Dimensionality reduction is a data science technique used in the preprocessing step in machine learning.6 During this process, irrelevant and redundant data is removed while retaining the original dataset’s relevant information.
Features can be thought of as the attributes of a data object. For example, in a dataset of animals, you would expect some numerical features (age, height, weight) and categorical features (color, species, breed). Feature extraction is part of the model’s neural network architecture, such as a convolutional neural network (CNN).
First, the model takes in input data, then the feature extractor transforms the data into a numerical representation that can be used to compute the dimensionality reduction methods for feature extraction. These representations are stored in feature vectors for the model to perform algorithms for data reduction.
After extraction, it is sometimes necessary to standardize the data using feature normalization, especially when using certain algorithms that are sensitive to the magnitude and scale of variables (gradient-based descent algorithms, k-means clustering).
Different methods can be followed to achieve certain outcomes depending on the tasks. All methods seek to simplify the data while preserving the most valuable information.
Most modern AI models perform automatic feature extraction, but it is still useful to understand the diverse ways of handling it. Here are a few common feature extraction methods used for dimension:
Principal component analysis (PCA): This technique reduces the number of features in large datasets to principal components or new features to be used by the model’s classifier for its specific tasks.
PCA is popular because of its ability to create original data that is uncorrelated, meaning the new dimensions PCA creates are independent of each other.7 This makes PCA an efficient solution for overfitting due to the lack of data redundancy because every feature is unique.

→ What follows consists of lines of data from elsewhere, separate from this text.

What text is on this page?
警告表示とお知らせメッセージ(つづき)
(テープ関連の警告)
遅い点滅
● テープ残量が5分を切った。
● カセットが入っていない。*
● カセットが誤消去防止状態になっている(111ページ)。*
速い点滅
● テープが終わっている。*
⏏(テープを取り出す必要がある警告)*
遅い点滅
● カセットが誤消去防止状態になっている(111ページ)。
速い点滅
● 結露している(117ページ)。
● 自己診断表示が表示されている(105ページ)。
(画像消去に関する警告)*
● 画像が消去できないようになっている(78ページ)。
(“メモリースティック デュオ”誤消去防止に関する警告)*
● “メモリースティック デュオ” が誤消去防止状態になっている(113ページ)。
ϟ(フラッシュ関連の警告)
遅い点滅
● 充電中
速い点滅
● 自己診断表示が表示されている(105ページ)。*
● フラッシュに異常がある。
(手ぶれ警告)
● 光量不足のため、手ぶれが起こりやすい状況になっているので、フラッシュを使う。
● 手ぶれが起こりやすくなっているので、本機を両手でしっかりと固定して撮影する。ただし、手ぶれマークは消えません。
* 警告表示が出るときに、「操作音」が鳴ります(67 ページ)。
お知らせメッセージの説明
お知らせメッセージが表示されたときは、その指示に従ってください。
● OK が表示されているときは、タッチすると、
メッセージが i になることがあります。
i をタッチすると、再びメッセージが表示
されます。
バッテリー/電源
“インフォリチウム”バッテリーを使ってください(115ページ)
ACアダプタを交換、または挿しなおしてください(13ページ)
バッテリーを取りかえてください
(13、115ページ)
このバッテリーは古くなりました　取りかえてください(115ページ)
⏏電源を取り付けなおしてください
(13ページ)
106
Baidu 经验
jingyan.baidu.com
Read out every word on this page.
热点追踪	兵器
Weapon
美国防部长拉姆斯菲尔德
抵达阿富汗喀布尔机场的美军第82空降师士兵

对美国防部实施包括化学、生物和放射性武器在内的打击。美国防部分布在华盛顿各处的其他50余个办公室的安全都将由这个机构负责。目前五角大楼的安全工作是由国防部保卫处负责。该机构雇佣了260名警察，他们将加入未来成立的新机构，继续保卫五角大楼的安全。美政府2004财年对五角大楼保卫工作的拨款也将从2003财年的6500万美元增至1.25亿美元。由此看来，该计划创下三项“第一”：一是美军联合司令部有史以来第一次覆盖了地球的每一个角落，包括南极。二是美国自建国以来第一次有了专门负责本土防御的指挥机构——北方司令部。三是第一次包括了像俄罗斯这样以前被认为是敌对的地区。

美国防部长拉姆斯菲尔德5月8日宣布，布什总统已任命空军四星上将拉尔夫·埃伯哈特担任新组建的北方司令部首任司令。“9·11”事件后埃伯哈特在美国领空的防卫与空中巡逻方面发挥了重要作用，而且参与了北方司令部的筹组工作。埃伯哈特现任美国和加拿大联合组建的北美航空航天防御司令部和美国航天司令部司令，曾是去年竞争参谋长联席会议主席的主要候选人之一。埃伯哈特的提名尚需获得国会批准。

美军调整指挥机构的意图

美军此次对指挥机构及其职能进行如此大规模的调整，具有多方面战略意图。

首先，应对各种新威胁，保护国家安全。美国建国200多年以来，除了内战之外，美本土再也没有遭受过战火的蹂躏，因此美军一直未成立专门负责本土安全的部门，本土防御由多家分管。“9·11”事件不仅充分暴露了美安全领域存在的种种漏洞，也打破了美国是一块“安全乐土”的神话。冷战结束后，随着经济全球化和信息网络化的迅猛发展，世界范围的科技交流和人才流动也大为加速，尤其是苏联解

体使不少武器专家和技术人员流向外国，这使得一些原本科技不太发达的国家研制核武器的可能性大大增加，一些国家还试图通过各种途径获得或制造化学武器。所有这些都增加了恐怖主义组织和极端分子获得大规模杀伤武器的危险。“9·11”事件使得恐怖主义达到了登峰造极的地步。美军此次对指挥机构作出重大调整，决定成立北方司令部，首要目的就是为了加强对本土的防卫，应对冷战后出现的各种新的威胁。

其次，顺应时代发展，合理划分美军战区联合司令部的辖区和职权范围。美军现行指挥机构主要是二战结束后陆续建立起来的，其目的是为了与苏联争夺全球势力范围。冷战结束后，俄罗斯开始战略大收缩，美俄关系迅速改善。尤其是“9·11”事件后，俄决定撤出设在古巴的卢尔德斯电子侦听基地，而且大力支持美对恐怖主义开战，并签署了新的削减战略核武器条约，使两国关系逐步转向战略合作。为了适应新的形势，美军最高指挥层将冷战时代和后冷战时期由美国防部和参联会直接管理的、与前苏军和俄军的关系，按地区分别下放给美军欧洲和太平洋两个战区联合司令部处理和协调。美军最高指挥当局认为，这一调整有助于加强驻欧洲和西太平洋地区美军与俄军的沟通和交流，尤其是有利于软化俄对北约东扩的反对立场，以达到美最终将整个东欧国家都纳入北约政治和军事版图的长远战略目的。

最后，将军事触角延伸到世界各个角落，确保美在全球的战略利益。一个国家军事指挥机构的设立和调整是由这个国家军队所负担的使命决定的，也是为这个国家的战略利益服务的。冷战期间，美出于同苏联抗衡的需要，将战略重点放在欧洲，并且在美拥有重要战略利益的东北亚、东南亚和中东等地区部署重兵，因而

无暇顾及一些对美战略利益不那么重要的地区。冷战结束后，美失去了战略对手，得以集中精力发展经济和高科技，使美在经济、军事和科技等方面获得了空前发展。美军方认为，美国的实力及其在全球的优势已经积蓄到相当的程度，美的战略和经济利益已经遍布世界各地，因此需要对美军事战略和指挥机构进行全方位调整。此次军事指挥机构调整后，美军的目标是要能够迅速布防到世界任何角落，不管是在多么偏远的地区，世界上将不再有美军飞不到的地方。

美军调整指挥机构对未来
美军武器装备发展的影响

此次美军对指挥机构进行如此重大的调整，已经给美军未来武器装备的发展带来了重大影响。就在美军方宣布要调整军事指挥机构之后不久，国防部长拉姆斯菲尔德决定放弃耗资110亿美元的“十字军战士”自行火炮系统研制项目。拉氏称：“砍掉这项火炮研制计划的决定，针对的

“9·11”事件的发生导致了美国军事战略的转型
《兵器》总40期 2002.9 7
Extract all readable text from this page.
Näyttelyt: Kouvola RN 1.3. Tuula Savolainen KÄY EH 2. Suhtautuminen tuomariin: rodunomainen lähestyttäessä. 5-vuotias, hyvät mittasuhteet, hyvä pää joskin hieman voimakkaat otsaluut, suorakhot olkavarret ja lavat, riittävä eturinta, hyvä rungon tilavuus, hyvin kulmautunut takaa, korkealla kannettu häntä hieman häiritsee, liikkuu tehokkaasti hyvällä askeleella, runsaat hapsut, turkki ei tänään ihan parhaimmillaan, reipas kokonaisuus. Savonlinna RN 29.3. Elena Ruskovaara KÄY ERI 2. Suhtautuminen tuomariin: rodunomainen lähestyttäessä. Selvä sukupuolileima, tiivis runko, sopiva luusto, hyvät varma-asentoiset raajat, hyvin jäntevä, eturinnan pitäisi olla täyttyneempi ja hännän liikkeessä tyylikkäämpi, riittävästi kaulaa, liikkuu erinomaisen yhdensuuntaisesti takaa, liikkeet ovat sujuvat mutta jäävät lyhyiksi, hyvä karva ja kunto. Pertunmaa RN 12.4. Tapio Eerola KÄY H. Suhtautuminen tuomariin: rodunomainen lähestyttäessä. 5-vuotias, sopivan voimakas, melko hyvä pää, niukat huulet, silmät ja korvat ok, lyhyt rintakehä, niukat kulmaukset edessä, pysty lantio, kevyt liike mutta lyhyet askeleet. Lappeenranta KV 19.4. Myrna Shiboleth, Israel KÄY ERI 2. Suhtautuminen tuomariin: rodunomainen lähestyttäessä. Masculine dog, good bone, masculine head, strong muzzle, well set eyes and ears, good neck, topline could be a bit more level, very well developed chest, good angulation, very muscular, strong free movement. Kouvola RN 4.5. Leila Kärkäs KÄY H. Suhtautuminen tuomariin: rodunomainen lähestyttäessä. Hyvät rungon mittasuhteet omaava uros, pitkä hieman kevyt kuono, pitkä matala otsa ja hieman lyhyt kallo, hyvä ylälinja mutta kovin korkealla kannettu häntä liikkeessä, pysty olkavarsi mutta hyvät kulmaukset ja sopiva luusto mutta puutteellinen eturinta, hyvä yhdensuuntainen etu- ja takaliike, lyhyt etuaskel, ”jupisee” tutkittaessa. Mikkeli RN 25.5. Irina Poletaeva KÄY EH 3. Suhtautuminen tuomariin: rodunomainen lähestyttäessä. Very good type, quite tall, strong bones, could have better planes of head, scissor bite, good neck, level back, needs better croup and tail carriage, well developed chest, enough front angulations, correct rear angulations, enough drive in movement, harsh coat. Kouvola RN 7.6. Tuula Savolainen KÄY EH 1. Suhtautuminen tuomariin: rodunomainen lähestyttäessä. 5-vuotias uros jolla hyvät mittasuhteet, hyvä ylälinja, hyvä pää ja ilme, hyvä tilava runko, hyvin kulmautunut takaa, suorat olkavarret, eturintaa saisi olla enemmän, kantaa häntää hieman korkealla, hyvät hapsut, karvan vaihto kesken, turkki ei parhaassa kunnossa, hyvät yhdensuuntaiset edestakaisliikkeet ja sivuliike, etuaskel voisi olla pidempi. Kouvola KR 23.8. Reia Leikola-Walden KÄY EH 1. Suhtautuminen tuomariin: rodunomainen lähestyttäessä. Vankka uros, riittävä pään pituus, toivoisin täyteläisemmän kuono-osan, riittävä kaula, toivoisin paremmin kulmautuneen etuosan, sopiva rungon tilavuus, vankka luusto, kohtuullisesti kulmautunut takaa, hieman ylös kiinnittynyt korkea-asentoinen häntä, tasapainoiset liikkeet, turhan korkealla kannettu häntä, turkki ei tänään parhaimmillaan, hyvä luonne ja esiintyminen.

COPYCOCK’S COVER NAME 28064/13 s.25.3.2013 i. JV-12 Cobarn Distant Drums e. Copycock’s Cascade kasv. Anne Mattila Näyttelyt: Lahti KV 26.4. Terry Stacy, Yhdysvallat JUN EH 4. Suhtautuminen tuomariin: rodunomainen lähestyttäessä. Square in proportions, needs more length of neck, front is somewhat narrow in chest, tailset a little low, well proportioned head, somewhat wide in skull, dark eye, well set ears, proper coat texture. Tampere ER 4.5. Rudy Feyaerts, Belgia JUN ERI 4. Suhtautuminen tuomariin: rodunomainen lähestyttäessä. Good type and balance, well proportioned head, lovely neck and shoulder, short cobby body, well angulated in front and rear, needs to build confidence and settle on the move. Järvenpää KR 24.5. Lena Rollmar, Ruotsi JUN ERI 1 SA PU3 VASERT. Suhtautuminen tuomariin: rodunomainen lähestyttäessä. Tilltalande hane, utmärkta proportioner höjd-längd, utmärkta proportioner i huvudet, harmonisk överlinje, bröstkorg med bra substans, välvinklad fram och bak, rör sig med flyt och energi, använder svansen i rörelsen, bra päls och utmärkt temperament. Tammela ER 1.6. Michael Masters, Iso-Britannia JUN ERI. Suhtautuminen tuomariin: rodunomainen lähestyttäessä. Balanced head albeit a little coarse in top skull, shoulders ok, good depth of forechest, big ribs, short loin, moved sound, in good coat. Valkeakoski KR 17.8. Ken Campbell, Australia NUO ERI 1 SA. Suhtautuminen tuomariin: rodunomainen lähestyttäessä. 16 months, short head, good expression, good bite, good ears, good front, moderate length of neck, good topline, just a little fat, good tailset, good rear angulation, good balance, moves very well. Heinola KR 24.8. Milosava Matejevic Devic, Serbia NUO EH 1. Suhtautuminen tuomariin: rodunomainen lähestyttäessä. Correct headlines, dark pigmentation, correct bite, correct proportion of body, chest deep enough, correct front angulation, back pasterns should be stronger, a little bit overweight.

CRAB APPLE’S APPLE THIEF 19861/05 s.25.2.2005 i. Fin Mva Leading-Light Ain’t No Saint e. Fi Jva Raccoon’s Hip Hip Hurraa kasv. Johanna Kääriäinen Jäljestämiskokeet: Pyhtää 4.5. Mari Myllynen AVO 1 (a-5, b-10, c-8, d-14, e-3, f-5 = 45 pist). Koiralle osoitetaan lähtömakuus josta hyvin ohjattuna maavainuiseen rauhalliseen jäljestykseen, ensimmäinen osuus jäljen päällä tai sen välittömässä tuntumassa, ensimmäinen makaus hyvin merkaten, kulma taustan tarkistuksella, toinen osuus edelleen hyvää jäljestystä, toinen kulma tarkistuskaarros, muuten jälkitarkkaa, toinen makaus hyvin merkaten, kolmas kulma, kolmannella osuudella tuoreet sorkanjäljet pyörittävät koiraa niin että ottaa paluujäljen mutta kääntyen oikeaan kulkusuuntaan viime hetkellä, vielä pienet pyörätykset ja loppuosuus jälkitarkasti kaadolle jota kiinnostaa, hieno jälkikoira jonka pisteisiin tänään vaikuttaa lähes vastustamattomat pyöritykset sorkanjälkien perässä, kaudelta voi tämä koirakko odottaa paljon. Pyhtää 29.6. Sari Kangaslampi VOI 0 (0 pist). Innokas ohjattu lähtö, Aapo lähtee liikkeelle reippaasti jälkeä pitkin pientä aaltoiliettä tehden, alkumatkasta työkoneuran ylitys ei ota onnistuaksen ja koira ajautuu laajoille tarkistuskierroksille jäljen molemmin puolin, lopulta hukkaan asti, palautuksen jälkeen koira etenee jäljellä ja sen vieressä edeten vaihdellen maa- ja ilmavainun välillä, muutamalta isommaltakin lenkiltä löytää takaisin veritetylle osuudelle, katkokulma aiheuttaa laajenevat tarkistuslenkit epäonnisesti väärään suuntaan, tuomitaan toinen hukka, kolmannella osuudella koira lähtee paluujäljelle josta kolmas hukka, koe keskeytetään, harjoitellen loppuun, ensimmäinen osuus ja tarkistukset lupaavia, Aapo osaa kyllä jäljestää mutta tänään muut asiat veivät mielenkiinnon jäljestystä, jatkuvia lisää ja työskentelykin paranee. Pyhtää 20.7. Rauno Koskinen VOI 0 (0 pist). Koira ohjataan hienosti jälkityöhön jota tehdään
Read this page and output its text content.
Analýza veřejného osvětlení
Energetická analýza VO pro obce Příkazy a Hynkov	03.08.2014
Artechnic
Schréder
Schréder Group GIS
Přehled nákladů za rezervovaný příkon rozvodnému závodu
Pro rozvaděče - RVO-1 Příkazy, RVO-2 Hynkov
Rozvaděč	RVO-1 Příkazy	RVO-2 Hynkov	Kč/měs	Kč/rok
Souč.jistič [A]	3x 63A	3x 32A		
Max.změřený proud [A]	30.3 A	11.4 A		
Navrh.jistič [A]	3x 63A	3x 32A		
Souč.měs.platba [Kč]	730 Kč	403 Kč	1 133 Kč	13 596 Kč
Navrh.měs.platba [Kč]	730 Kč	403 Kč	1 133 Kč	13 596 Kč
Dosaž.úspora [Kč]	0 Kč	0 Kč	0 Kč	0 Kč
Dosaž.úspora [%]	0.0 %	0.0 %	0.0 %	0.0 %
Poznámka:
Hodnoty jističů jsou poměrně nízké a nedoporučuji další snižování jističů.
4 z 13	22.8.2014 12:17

Linear discriminant analysis (LDA): This technique is commonly used in supervised machine learning to separate multiple classes and features to solve classification problems.
This technique is commonly used to optimize machine learning models. The new data points are classified using Bayesian statistics to model the data distribution for each class.
T-distributed stochastic neighbor embedding (t-SNE): This machine learning technique is commonly applied to tasks such as feature visualization in deep learning.8 This is especially useful when the task is to render visualizations of high-dimensional data in 2D or 3D.
This is commonly used to analyze patterns and relationships in data science. Due to its nonlinear nature, t-SNE is computationally expensive and is commonly only used for visualization tasks.
Term frequency-Inverse document frequency (TF-IDF): This statistical method evaluates the importance of words based on how frequently they appear. The term frequency in a specific document is weighted against how frequently it appears across all documents within a collection or corpus.9
This technique is commonly used in NLP for classification, clustering and information retrieval. Bag of words (BoW) is a similar technique but instead of considering the term's relevance, it effectively treats all words equally.